25 bundles were considered.
The average segmentation accuracy was DC = 0.74 over 25 tracts, with the best performance in the medial lemniscus tract (DC = 0.84).
Authors also conducted a test-retest reproducibility study.
The regression coefficients between DTI measures (FA, MD) and the proposed and the reference method were also computed.
An additional dataset from the Iris Study was used to test the generalization ability of the method. Results of the bundle segmentation for healthy and different dementia groups were included.
The main advantages of the proposed method are:
- Acceleration wrt to conventional methods.
- Avoiding additional steps required by other methods, such as parcellation, atlas registration and fiber tracking.
- The choice of the input providing the best results and other hyper-parameters were set based on experiments done on a single bundle, the forceps minor. As acknowledged by the authors, this is a limitation (or a compromise taken for practical reasons).

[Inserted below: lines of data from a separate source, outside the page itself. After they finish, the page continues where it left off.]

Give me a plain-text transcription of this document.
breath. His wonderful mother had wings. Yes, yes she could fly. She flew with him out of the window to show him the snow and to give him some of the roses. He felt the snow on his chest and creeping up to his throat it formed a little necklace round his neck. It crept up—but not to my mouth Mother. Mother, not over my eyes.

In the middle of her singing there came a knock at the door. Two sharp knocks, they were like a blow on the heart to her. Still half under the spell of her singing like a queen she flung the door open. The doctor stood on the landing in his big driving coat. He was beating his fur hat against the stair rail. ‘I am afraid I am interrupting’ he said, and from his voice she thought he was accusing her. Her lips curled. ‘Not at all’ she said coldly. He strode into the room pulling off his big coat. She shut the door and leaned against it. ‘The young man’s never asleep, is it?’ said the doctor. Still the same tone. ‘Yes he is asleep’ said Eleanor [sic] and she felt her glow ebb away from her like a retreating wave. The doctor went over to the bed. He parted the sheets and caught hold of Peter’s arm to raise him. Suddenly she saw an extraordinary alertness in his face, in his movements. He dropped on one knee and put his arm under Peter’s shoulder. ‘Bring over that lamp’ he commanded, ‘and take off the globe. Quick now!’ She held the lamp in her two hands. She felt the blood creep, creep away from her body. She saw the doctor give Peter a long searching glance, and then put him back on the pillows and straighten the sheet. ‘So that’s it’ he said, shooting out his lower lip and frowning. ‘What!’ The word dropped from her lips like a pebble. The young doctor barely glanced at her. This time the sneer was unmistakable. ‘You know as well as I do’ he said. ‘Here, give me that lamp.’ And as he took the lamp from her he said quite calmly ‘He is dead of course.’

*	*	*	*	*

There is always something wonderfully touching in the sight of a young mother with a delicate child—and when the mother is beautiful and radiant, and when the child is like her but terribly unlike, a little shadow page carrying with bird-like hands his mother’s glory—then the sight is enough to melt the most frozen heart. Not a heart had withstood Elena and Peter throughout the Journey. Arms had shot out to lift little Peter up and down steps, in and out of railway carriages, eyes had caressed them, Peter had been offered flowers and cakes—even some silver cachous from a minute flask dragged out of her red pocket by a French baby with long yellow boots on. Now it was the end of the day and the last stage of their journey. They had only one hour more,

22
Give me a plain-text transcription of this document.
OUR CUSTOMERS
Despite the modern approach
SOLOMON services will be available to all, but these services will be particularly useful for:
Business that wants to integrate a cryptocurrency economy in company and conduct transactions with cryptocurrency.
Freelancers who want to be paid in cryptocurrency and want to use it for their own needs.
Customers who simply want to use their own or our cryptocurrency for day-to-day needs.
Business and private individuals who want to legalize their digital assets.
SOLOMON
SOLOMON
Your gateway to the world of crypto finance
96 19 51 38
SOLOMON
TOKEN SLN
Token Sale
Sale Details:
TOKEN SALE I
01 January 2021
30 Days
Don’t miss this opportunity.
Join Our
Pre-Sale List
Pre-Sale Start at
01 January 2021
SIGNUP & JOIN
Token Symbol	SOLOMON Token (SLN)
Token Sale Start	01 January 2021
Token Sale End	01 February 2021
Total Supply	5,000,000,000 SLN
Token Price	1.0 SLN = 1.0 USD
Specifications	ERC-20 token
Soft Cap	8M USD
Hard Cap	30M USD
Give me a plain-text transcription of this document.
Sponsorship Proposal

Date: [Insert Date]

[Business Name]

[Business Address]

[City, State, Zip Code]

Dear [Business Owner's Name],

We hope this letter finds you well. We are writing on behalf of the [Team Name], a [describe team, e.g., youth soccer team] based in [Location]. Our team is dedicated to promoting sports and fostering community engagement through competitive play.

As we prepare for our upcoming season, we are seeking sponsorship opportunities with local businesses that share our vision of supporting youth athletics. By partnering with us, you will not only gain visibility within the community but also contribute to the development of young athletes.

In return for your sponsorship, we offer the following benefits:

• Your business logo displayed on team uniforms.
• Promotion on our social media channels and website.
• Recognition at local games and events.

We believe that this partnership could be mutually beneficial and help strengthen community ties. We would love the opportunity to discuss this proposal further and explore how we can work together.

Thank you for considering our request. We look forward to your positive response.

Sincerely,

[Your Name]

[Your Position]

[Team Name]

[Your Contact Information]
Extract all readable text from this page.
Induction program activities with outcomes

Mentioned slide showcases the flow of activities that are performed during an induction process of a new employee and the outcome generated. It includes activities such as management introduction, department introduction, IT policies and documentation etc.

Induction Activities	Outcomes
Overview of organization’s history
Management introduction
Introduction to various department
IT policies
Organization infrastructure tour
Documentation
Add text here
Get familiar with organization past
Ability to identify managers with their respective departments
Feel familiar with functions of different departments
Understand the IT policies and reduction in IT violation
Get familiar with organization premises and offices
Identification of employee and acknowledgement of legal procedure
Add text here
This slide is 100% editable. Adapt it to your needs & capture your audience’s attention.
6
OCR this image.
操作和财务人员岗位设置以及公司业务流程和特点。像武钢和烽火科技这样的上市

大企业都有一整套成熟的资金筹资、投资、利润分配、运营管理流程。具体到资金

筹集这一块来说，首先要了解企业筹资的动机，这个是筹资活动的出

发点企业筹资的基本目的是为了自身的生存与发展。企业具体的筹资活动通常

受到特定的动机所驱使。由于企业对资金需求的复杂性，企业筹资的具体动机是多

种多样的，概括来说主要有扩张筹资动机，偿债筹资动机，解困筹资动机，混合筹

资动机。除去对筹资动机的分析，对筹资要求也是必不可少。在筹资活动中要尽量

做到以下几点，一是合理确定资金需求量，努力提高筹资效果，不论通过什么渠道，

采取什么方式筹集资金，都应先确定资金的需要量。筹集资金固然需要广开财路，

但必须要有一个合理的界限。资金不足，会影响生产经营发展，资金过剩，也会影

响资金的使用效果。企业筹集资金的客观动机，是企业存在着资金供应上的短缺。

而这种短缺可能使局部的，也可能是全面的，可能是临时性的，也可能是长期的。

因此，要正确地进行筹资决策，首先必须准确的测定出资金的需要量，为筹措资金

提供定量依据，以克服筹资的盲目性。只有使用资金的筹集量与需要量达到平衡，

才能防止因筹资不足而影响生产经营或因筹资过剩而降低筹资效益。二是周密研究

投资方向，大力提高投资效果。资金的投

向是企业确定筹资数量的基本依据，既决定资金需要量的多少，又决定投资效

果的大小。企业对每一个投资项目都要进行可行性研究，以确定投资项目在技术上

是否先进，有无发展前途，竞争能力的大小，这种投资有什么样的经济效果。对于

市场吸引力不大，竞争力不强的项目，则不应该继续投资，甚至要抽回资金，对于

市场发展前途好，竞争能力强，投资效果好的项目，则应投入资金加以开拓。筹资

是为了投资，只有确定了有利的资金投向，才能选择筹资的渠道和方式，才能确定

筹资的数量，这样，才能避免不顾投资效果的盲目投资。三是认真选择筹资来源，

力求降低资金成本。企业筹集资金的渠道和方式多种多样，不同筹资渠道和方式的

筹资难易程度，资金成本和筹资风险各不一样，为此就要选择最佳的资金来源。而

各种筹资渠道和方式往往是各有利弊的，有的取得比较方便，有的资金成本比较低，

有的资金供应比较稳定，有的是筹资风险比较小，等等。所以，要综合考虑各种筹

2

- The literature review includes some works that did not deal with tract segmentation.
- The advantage over Wasserthal’s TractSeg method is unclear (besides not requiring three different networks for each anatomical axis, i.e. being 3D over 2D), and not discussed.
- A separate U-Net model is required to segment each bundle.
- The Dice score scale in Figure 4 does not cover the full [0, 1] range, which may give an overly optimistic performance impression unless properly read.